19 de julho de 2010

À mão de ler (59)

«Permita-me que duvide. Não um jornalista apaixonado pela vida, como você é. Não um homem do terreno, como eu o definiria. Você, Terradillos, não é um corretor de necrologias. Antes pelo contrário. Você, indagador do mundo, quer conhecer os factos vitais. Você quer narrá-los para os seus leitores, para esses poucos interessados num artífice como Bevilacqua, cujas raízes se afundaram uma vez na região de Poitou-Charentes. Que é também sua, Terradillos, não o esqueçamos. Você quer que esses leitores conheçam a verdade, conceito perigoso, se alguma vez o houve.
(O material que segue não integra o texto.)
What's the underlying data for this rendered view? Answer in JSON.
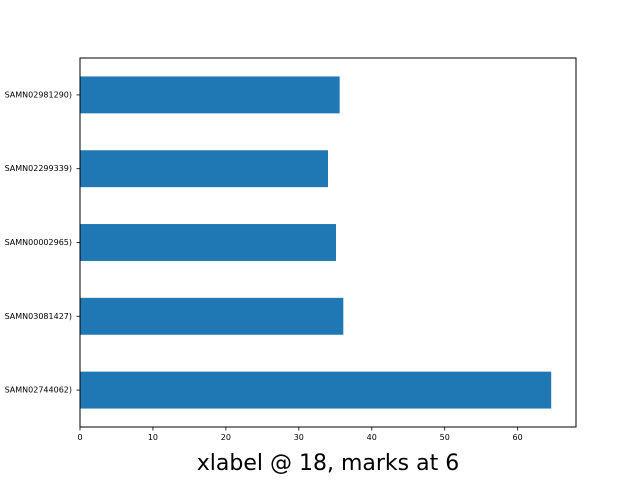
{
  "chart_data": {
    "type": "bar",
    "orientation": "horizontal",
    "categories": [
      "SAMN02981290)",
      "SAMN02299339)",
      "SAMN00002965)",
      "SAMN03081427)",
      "SAMN02744062)"
    ],
    "values": [
      35.6,
      34.0,
      35.1,
      36.1,
      64.6
    ],
    "xlabel": "xlabel @ 18, marks at 6",
    "ylabel": "",
    "title": "",
    "xlim": [
      0,
      68
    ],
    "xticks": [
      0,
      10,
      20,
      30,
      40,
      50,
      60
    ],
    "grid": false,
    "legend": "none",
    "bar_color": "#1f77b4"
  }
}
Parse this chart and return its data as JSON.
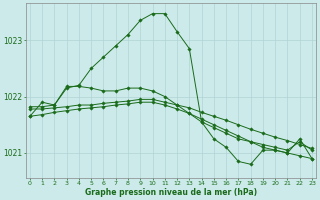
{
  "xlabel": "Graphe pression niveau de la mer (hPa)",
  "background_color": "#cceaea",
  "grid_color": "#b0d4d4",
  "line_color": "#1a6b1a",
  "ylim": [
    1020.55,
    1023.65
  ],
  "xlim": [
    -0.3,
    23.3
  ],
  "yticks": [
    1021,
    1022,
    1023
  ],
  "xticks": [
    0,
    1,
    2,
    3,
    4,
    5,
    6,
    7,
    8,
    9,
    10,
    11,
    12,
    13,
    14,
    15,
    16,
    17,
    18,
    19,
    20,
    21,
    22,
    23
  ],
  "series": [
    [
      1021.65,
      1021.9,
      1021.85,
      1022.15,
      1022.2,
      1022.5,
      1022.7,
      1022.9,
      1023.1,
      1023.35,
      1023.47,
      1023.47,
      1023.15,
      1022.85,
      1021.55,
      1021.25,
      1021.1,
      1020.85,
      1020.8,
      1021.05,
      1021.05,
      1021.0,
      1021.25,
      1020.9
    ],
    [
      1021.82,
      1021.82,
      1021.85,
      1022.18,
      1022.18,
      1022.15,
      1022.1,
      1022.1,
      1022.15,
      1022.15,
      1022.1,
      1022.0,
      1021.85,
      1021.7,
      1021.55,
      1021.45,
      1021.35,
      1021.25,
      1021.2,
      1021.15,
      1021.1,
      1021.05,
      1021.2,
      1021.05
    ],
    [
      1021.78,
      1021.78,
      1021.8,
      1021.82,
      1021.85,
      1021.85,
      1021.88,
      1021.9,
      1021.92,
      1021.95,
      1021.95,
      1021.9,
      1021.85,
      1021.8,
      1021.72,
      1021.65,
      1021.58,
      1021.5,
      1021.42,
      1021.35,
      1021.28,
      1021.22,
      1021.15,
      1021.08
    ],
    [
      1021.65,
      1021.68,
      1021.72,
      1021.75,
      1021.78,
      1021.8,
      1021.82,
      1021.85,
      1021.87,
      1021.9,
      1021.9,
      1021.85,
      1021.78,
      1021.7,
      1021.6,
      1021.5,
      1021.4,
      1021.3,
      1021.2,
      1021.1,
      1021.05,
      1021.0,
      1020.95,
      1020.9
    ]
  ]
}
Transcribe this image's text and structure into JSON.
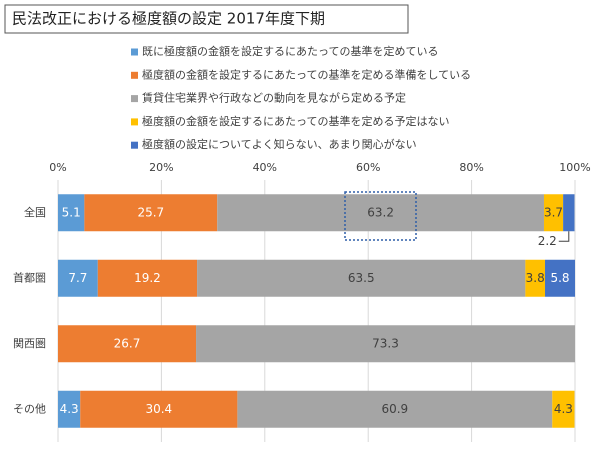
{
  "chart_data": {
    "type": "stacked-bar-horizontal",
    "title": "民法改正における極度額の設定  2017年度下期",
    "categories": [
      "全国",
      "首都圏",
      "関西圏",
      "その他"
    ],
    "series": [
      {
        "name": "既に極度額の金額を設定するにあたっての基準を定めている",
        "color": "#5b9bd5",
        "values": [
          5.1,
          7.7,
          null,
          4.3
        ]
      },
      {
        "name": "極度額の金額を設定するにあたっての基準を定める準備をしている",
        "color": "#ed7d31",
        "values": [
          25.7,
          19.2,
          26.7,
          30.4
        ]
      },
      {
        "name": "賃貸住宅業界や行政などの動向を見ながら定める予定",
        "color": "#a5a5a5",
        "values": [
          63.2,
          63.5,
          73.3,
          60.9
        ]
      },
      {
        "name": "極度額の金額を設定するにあたっての基準を定める予定はない",
        "color": "#ffc000",
        "values": [
          3.7,
          3.8,
          null,
          4.3
        ]
      },
      {
        "name": "極度額の設定についてよく知らない、あまり関心がない",
        "color": "#4472c4",
        "values": [
          2.2,
          5.8,
          null,
          null
        ]
      }
    ],
    "xlim": [
      0,
      100
    ],
    "xticks": [
      {
        "value": 0,
        "label": "0%"
      },
      {
        "value": 20,
        "label": "20%"
      },
      {
        "value": 40,
        "label": "40%"
      },
      {
        "value": 60,
        "label": "60%"
      },
      {
        "value": 80,
        "label": "80%"
      },
      {
        "value": 100,
        "label": "100%"
      }
    ],
    "grid": true
  }
}
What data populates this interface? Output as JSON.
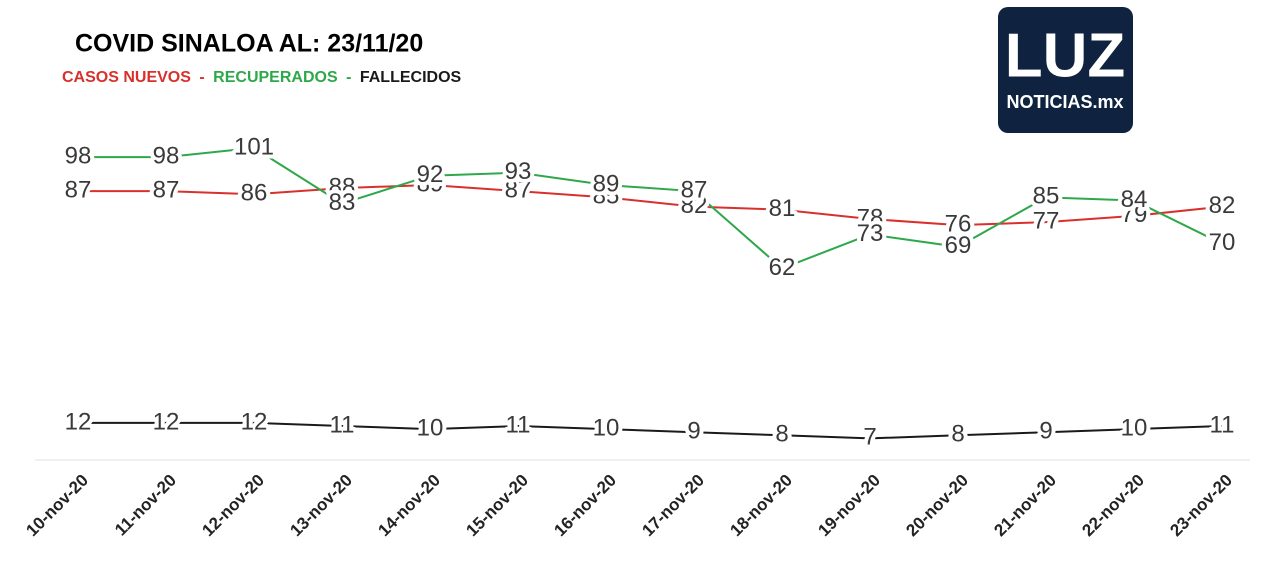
{
  "chart_data": {
    "type": "line",
    "title": "COVID SINALOA AL: 23/11/20",
    "legend_separator": "-",
    "categories": [
      "10-nov-20",
      "11-nov-20",
      "12-nov-20",
      "13-nov-20",
      "14-nov-20",
      "15-nov-20",
      "16-nov-20",
      "17-nov-20",
      "18-nov-20",
      "19-nov-20",
      "20-nov-20",
      "21-nov-20",
      "22-nov-20",
      "23-nov-20"
    ],
    "series": [
      {
        "name": "CASOS NUEVOS",
        "color": "#d9302c",
        "values": [
          87,
          87,
          86,
          88,
          89,
          87,
          85,
          82,
          81,
          78,
          76,
          77,
          79,
          82
        ]
      },
      {
        "name": "RECUPERADOS",
        "color": "#2ea84a",
        "values": [
          98,
          98,
          101,
          83,
          92,
          93,
          89,
          87,
          62,
          73,
          69,
          85,
          84,
          70
        ]
      },
      {
        "name": "FALLECIDOS",
        "color": "#1a1a1a",
        "values": [
          12,
          12,
          12,
          11,
          10,
          11,
          10,
          9,
          8,
          7,
          8,
          9,
          10,
          11
        ]
      }
    ],
    "ylim": [
      0,
      105
    ]
  },
  "logo": {
    "title": "LUZ",
    "subtitle": "NOTICIAS.mx"
  }
}
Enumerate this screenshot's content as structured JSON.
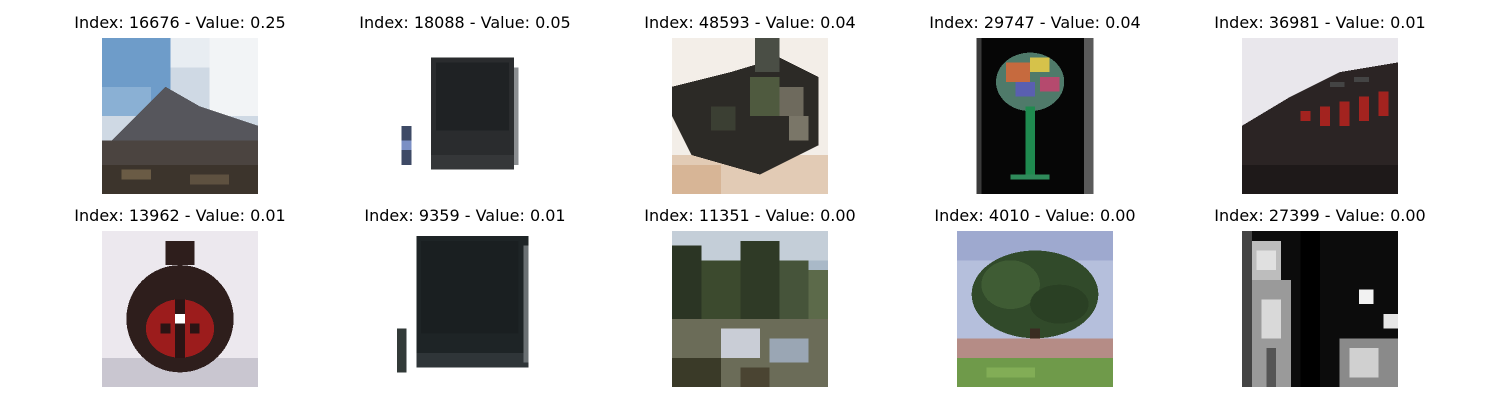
{
  "images": [
    {
      "caption": "Index: 16676 - Value: 0.25",
      "subject": "mountain-landscape"
    },
    {
      "caption": "Index: 18088 - Value: 0.05",
      "subject": "crt-television"
    },
    {
      "caption": "Index: 48593 - Value: 0.04",
      "subject": "camouflaged-object"
    },
    {
      "caption": "Index: 29747 - Value: 0.04",
      "subject": "glass-on-dark"
    },
    {
      "caption": "Index: 36981 - Value: 0.01",
      "subject": "digital-clock"
    },
    {
      "caption": "Index: 13962 - Value: 0.01",
      "subject": "ladybug-toy"
    },
    {
      "caption": "Index: 9359 - Value: 0.01",
      "subject": "crt-television"
    },
    {
      "caption": "Index: 11351 - Value: 0.00",
      "subject": "lake-with-trees"
    },
    {
      "caption": "Index: 4010 - Value: 0.00",
      "subject": "tree-in-field"
    },
    {
      "caption": "Index: 27399 - Value: 0.00",
      "subject": "grayscale-people"
    }
  ]
}
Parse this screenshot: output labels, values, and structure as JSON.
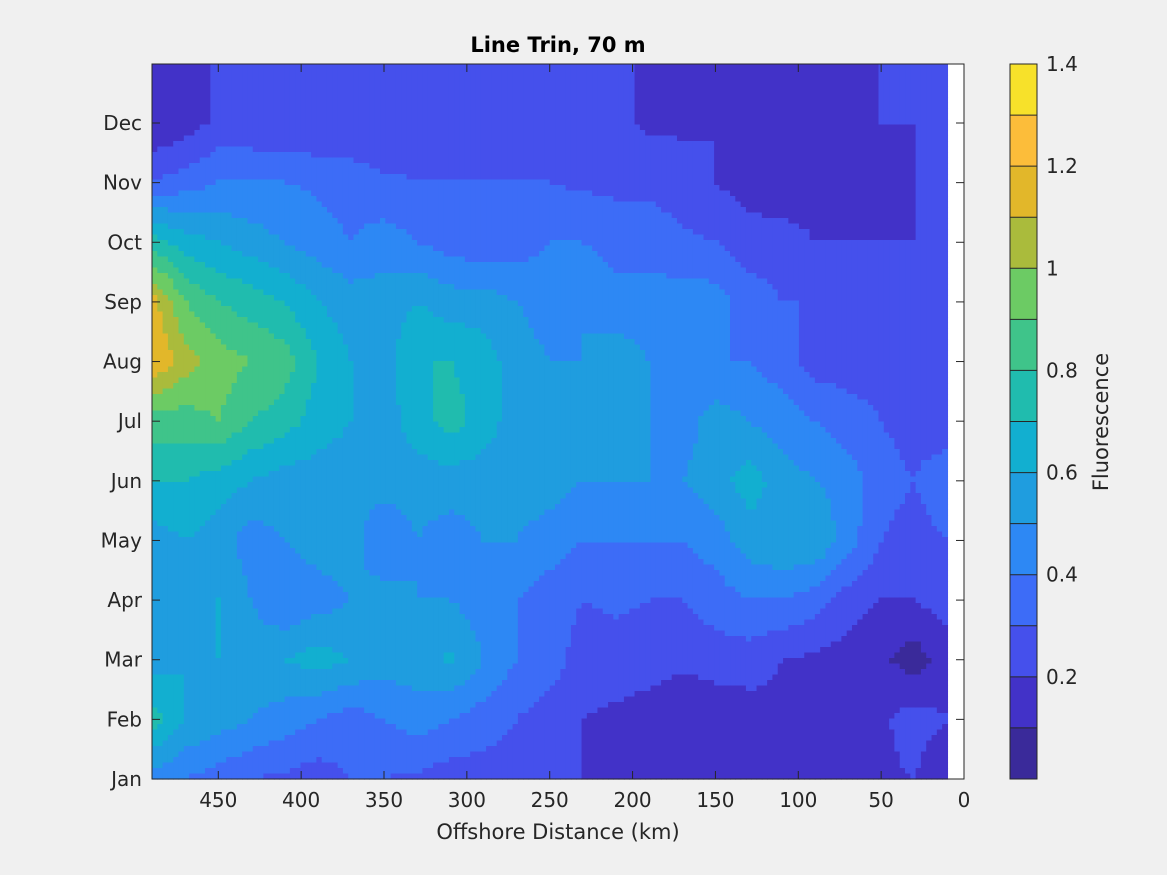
{
  "chart_data": {
    "type": "heatmap",
    "title": "Line Trin, 70 m",
    "xlabel": "Offshore Distance (km)",
    "ylabel": "",
    "x_reversed": true,
    "xlim": [
      0,
      490
    ],
    "x_ticks": [
      450,
      400,
      350,
      300,
      250,
      200,
      150,
      100,
      50,
      0
    ],
    "y_ticks": [
      "Jan",
      "Feb",
      "Mar",
      "Apr",
      "May",
      "Jun",
      "Jul",
      "Aug",
      "Sep",
      "Oct",
      "Nov",
      "Dec"
    ],
    "x_values": [
      490,
      470,
      450,
      430,
      410,
      390,
      370,
      350,
      330,
      310,
      290,
      270,
      250,
      230,
      210,
      190,
      170,
      150,
      130,
      110,
      90,
      70,
      50,
      30,
      10
    ],
    "data_xlim": [
      10,
      490
    ],
    "months_values": [
      "Jan",
      "Feb",
      "Mar",
      "Apr",
      "May",
      "Jun",
      "Jul",
      "Aug",
      "Sep",
      "Oct",
      "Nov",
      "Dec"
    ],
    "z": [
      [
        0.45,
        0.4,
        0.35,
        0.3,
        0.28,
        0.25,
        0.3,
        0.3,
        0.28,
        0.25,
        0.25,
        0.25,
        0.22,
        0.2,
        0.15,
        0.12,
        0.1,
        0.1,
        0.12,
        0.12,
        0.12,
        0.15,
        0.18,
        0.2,
        0.1
      ],
      [
        0.75,
        0.6,
        0.55,
        0.5,
        0.45,
        0.4,
        0.35,
        0.4,
        0.45,
        0.4,
        0.35,
        0.3,
        0.25,
        0.2,
        0.18,
        0.15,
        0.12,
        0.12,
        0.15,
        0.18,
        0.15,
        0.15,
        0.18,
        0.25,
        0.2
      ],
      [
        0.55,
        0.6,
        0.6,
        0.55,
        0.6,
        0.65,
        0.6,
        0.55,
        0.55,
        0.62,
        0.5,
        0.4,
        0.35,
        0.25,
        0.25,
        0.25,
        0.22,
        0.25,
        0.25,
        0.2,
        0.18,
        0.15,
        0.12,
        0.05,
        0.15
      ],
      [
        0.5,
        0.55,
        0.6,
        0.5,
        0.4,
        0.45,
        0.5,
        0.55,
        0.5,
        0.5,
        0.45,
        0.4,
        0.35,
        0.3,
        0.32,
        0.3,
        0.3,
        0.35,
        0.4,
        0.4,
        0.35,
        0.25,
        0.2,
        0.2,
        0.25
      ],
      [
        0.55,
        0.6,
        0.55,
        0.45,
        0.5,
        0.55,
        0.55,
        0.4,
        0.5,
        0.45,
        0.5,
        0.5,
        0.45,
        0.4,
        0.4,
        0.4,
        0.4,
        0.45,
        0.55,
        0.6,
        0.6,
        0.45,
        0.3,
        0.25,
        0.3
      ],
      [
        0.7,
        0.7,
        0.65,
        0.6,
        0.55,
        0.55,
        0.55,
        0.55,
        0.55,
        0.55,
        0.55,
        0.55,
        0.55,
        0.5,
        0.5,
        0.5,
        0.5,
        0.55,
        0.65,
        0.55,
        0.5,
        0.45,
        0.35,
        0.3,
        0.4
      ],
      [
        0.85,
        0.85,
        0.9,
        0.8,
        0.75,
        0.65,
        0.6,
        0.55,
        0.65,
        0.75,
        0.65,
        0.55,
        0.5,
        0.55,
        0.6,
        0.5,
        0.45,
        0.55,
        0.5,
        0.45,
        0.4,
        0.35,
        0.3,
        0.25,
        0.2
      ],
      [
        1.2,
        1.05,
        0.95,
        0.9,
        0.85,
        0.7,
        0.6,
        0.55,
        0.7,
        0.7,
        0.65,
        0.55,
        0.5,
        0.5,
        0.55,
        0.5,
        0.45,
        0.4,
        0.4,
        0.35,
        0.25,
        0.25,
        0.25,
        0.25,
        0.25
      ],
      [
        1.15,
        0.9,
        0.8,
        0.75,
        0.7,
        0.6,
        0.55,
        0.55,
        0.6,
        0.55,
        0.55,
        0.5,
        0.45,
        0.5,
        0.45,
        0.45,
        0.45,
        0.45,
        0.35,
        0.3,
        0.3,
        0.25,
        0.25,
        0.25,
        0.25
      ],
      [
        0.75,
        0.65,
        0.6,
        0.55,
        0.5,
        0.45,
        0.4,
        0.45,
        0.4,
        0.35,
        0.32,
        0.35,
        0.4,
        0.4,
        0.35,
        0.35,
        0.32,
        0.3,
        0.25,
        0.25,
        0.2,
        0.2,
        0.2,
        0.2,
        0.2
      ],
      [
        0.3,
        0.35,
        0.4,
        0.4,
        0.4,
        0.38,
        0.35,
        0.32,
        0.3,
        0.3,
        0.3,
        0.3,
        0.3,
        0.28,
        0.28,
        0.28,
        0.25,
        0.2,
        0.15,
        0.12,
        0.15,
        0.15,
        0.18,
        0.2,
        0.2
      ],
      [
        0.1,
        0.15,
        0.22,
        0.22,
        0.2,
        0.2,
        0.22,
        0.2,
        0.25,
        0.25,
        0.25,
        0.25,
        0.22,
        0.22,
        0.22,
        0.18,
        0.18,
        0.2,
        0.12,
        0.12,
        0.15,
        0.15,
        0.2,
        0.2,
        0.2
      ]
    ],
    "colorbar": {
      "label": "Fluorescence",
      "ticks": [
        "0.2",
        "0.4",
        "0.6",
        "0.8",
        "1",
        "1.2",
        "1.4"
      ],
      "tick_values": [
        0.2,
        0.4,
        0.6,
        0.8,
        1.0,
        1.2,
        1.4
      ],
      "min": 0,
      "max": 1.4,
      "levels": [
        0.1,
        0.2,
        0.3,
        0.4,
        0.5,
        0.6,
        0.7,
        0.8,
        0.9,
        1.0,
        1.1,
        1.2,
        1.3
      ],
      "colors": [
        "#3a2a9a",
        "#4232c8",
        "#4550ec",
        "#3d6cf7",
        "#2d88f4",
        "#1f9ddf",
        "#12afd0",
        "#20bcae",
        "#3fc48a",
        "#6ccb64",
        "#aabb3c",
        "#e2b72a",
        "#fcbd3a",
        "#f7e12a"
      ]
    }
  }
}
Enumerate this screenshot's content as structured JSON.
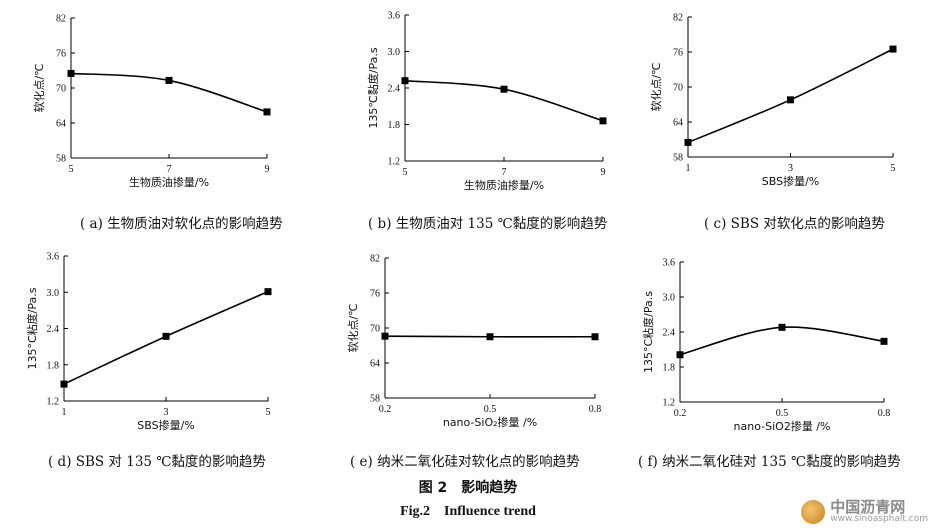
{
  "figure": {
    "title_cn": "图 2　影响趋势",
    "title_en": "Fig.2　Influence trend"
  },
  "watermark": {
    "name": "中国沥青网",
    "url": "www.sinoasphalt.com"
  },
  "chart_data": [
    {
      "type": "line",
      "caption": "( a) 生物质油对软化点的影响趋势",
      "xlabel": "生物质油掺量/%",
      "ylabel": "软化点/℃",
      "xlim": [
        5,
        9
      ],
      "ylim": [
        58,
        82
      ],
      "xticks": [
        "5",
        "7",
        "9"
      ],
      "yticks": [
        "58",
        "64",
        "70",
        "76",
        "82"
      ],
      "x": [
        5,
        7,
        9
      ],
      "values": [
        72.5,
        71.3,
        65.9
      ]
    },
    {
      "type": "line",
      "caption": "( b) 生物质油对 135 ℃黏度的影响趋势",
      "xlabel": "生物质油掺量/%",
      "ylabel": "135℃黏度/Pa.s",
      "xlim": [
        5,
        9
      ],
      "ylim": [
        1.2,
        3.6
      ],
      "xticks": [
        "5",
        "7",
        "9"
      ],
      "yticks": [
        "1.2",
        "1.8",
        "2.4",
        "3.0",
        "3.6"
      ],
      "x": [
        5,
        7,
        9
      ],
      "values": [
        2.52,
        2.38,
        1.86
      ]
    },
    {
      "type": "line",
      "caption": "( c) SBS 对软化点的影响趋势",
      "xlabel": "SBS掺量/%",
      "ylabel": "软化点/℃",
      "xlim": [
        1,
        5
      ],
      "ylim": [
        58,
        82
      ],
      "xticks": [
        "1",
        "3",
        "5"
      ],
      "yticks": [
        "58",
        "64",
        "70",
        "76",
        "82"
      ],
      "x": [
        1,
        3,
        5
      ],
      "values": [
        60.5,
        67.8,
        76.5
      ]
    },
    {
      "type": "line",
      "caption": "( d) SBS 对 135 ℃黏度的影响趋势",
      "xlabel": "SBS掺量/%",
      "ylabel": "135°C粘度/Pa.s",
      "xlim": [
        1,
        5
      ],
      "ylim": [
        1.2,
        3.6
      ],
      "xticks": [
        "1",
        "3",
        "5"
      ],
      "yticks": [
        "1.2",
        "1.8",
        "2.4",
        "3.0",
        "3.6"
      ],
      "x": [
        1,
        3,
        5
      ],
      "values": [
        1.48,
        2.27,
        3.01
      ]
    },
    {
      "type": "line",
      "caption": "( e) 纳米二氧化硅对软化点的影响趋势",
      "xlabel": "nano-SiO₂掺量 /%",
      "ylabel": "软化点/℃",
      "xlim": [
        0.2,
        0.8
      ],
      "ylim": [
        58,
        82
      ],
      "xticks": [
        "0.2",
        "0.5",
        "0.8"
      ],
      "yticks": [
        "58",
        "64",
        "70",
        "76",
        "82"
      ],
      "x": [
        0.2,
        0.5,
        0.8
      ],
      "values": [
        68.6,
        68.5,
        68.5
      ]
    },
    {
      "type": "line",
      "caption": "( f) 纳米二氧化硅对 135 ℃黏度的影响趋势",
      "xlabel": "nano-SiO2掺量 /%",
      "ylabel": "135°C粘度/Pa.s",
      "xlim": [
        0.2,
        0.8
      ],
      "ylim": [
        1.2,
        3.6
      ],
      "xticks": [
        "0.2",
        "0.5",
        "0.8"
      ],
      "yticks": [
        "1.2",
        "1.8",
        "2.4",
        "3.0",
        "3.6"
      ],
      "x": [
        0.2,
        0.5,
        0.8
      ],
      "values": [
        2.01,
        2.48,
        2.24
      ]
    }
  ]
}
Você quer redimir Bevilacqua na sua tumba. Você quer dar a Bevilacqua uma nova biografia, armada de pormenores baseados em recordações reconstruídas com palavras. E tudo isto pela paupérrima razão de que a mãe de Bevilacqua nasceu no mesmo recanto do mundo que você. Vã empresa, meu amigo! Sabe o que lhe recomendo? Que se dedique a outras personagens, a heróis mais coloridos, a celebridades mais apelativas, das quais Poitou-Charentes pode verdadeiramente orgulhar-se, como esse mariquinhas heterossexual, o oficial da marinha Pierre Loti, ou esse mimado das universidades ianques, o calvo Michel Foucault.»
[Alberto Manguel, Todos Os Homens São Mentirosos; trad. Umbelina de Sousa, Teorema Abril 2010;
ilustração: Eric Laforgue]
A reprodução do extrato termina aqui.